Let's go back in time to 1961, just 3 years before the media in Britain represented its youth as being violence driven hooligans who were a threat to the very fabric of society.
1961 saw the release of the film 'The Young Ones' starring, amongst others, Cliff Richard.
The story is about the youth club member and aspiring singer Nicky (Cliff Richard) and his friends, who try to save their club in western London from the unscrupulous millionaire property developer Hamilton Black, who plans to tear it down to make room for a large office block.
The members decide to put on a show to raise the money needed to buy a lease renewal. The twist in the story is that Nicky in reality is Hamilton Black's son, something he keeps keeps secret from his friends until some of them try to kidnap Black senior to prevent him from stopping the show.

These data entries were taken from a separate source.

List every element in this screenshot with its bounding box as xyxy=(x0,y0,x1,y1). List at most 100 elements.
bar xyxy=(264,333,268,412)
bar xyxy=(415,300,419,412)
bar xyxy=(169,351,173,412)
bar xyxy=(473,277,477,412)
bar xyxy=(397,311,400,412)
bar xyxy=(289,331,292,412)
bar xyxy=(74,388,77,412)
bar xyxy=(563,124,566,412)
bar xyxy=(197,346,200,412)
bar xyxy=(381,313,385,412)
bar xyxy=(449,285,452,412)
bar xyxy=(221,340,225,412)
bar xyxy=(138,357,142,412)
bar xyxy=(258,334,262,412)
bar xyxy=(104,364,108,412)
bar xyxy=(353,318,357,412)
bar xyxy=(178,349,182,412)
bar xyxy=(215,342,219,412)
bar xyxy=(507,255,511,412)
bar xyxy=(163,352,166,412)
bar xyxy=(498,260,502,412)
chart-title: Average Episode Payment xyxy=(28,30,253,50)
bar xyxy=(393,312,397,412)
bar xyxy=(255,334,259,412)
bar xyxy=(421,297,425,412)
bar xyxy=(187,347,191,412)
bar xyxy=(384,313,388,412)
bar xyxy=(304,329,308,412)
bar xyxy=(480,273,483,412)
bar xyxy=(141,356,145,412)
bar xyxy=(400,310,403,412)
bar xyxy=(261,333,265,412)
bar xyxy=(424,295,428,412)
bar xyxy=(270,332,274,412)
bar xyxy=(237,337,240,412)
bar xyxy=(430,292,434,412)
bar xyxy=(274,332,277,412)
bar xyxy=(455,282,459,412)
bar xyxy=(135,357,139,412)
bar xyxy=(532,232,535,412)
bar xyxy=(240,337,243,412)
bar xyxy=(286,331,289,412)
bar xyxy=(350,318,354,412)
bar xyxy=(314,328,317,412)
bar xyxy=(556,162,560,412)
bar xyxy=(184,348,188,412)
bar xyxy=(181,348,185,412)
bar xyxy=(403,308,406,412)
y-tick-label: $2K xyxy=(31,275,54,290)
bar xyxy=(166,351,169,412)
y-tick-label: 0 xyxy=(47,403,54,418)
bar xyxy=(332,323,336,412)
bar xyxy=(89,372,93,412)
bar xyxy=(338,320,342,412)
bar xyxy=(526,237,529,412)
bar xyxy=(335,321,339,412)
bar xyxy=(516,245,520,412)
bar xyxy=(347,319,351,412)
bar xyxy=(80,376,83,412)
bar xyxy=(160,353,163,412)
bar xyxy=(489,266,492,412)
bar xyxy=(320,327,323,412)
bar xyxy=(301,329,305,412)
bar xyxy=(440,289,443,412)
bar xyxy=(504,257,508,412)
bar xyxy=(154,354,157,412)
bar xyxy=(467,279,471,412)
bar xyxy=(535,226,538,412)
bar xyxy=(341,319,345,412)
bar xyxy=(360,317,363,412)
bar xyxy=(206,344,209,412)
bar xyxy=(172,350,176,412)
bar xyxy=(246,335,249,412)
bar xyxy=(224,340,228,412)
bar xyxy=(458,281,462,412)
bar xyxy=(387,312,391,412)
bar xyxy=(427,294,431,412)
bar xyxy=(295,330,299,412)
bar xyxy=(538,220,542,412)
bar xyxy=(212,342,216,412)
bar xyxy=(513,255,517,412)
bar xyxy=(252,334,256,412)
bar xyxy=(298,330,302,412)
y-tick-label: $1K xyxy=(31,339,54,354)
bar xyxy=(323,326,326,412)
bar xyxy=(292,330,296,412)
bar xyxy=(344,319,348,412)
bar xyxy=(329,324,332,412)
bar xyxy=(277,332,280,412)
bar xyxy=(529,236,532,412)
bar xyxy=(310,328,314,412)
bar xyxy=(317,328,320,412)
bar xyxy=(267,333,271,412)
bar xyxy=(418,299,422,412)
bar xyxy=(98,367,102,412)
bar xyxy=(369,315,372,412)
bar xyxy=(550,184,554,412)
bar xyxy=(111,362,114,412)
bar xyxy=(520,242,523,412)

Although he is fighting his father over the future of the youth club, Nicky can't allow them to harm him, so he attacks the attackers and frees his father. In the meantime, Black senior has realised that his son is the mystery singer that all of London is talking about, after the youth club members have done some pirate broadcasts to promote their show.
So, although he's just bought the theatre where the show is to take place, in order to be able to stop it, the proud father decides that the show must go one. At the end, he joins the youth club members on stage, dancing and singing, after having promised to build them a new youth club.
Here is the trailer for the film.
How is the representation of British Youth different here to what you have previously seen?
The representation of youths within 'The Young Ones' (1961) expresses them as kind-hearted and friendly, a direct antithesis to how teenagers were portrayed three years later as the uprise of Mods and Rockers created a moral panic; they were depicted as a threat to society. Within this film, the youths are conveyed in a positive light: The fact that they are performing for crowds, full of a variety of ages, promotes their good intentions to please the audience. By creating performances for the public in order to retain their youth club, they aren't creating trouble resulting in a homogenous social status placed on the teenagers, comparing them to the rest of society and making them equals. Moreover, the teenagers act in a sociable, warm manner by the ways that they interact with each other and other members of society, which again supports their un-threatening persona; there are no sub-cultures between them, they all get along well and are just enjoying life, whereas the Mods and Rockers were divided into groups causing an ongoing conflict within the teenagers.
However, it is still evident that there are some similarities between the way that youths are represented within 'The Young Ones' and the Mods and Rockers in 1964. In 1961, it is clear that older generations still had a negative view on teenagers, often associating them with being rebellious. This is presented through Nicky's father, a middle aged man, Hamilton Black, who is seen in dialogue with his son in which they are discussing youth clubs - He states that 'They're just places they can go and plot some more mischief' reinforcing the association of teenagers and trouble.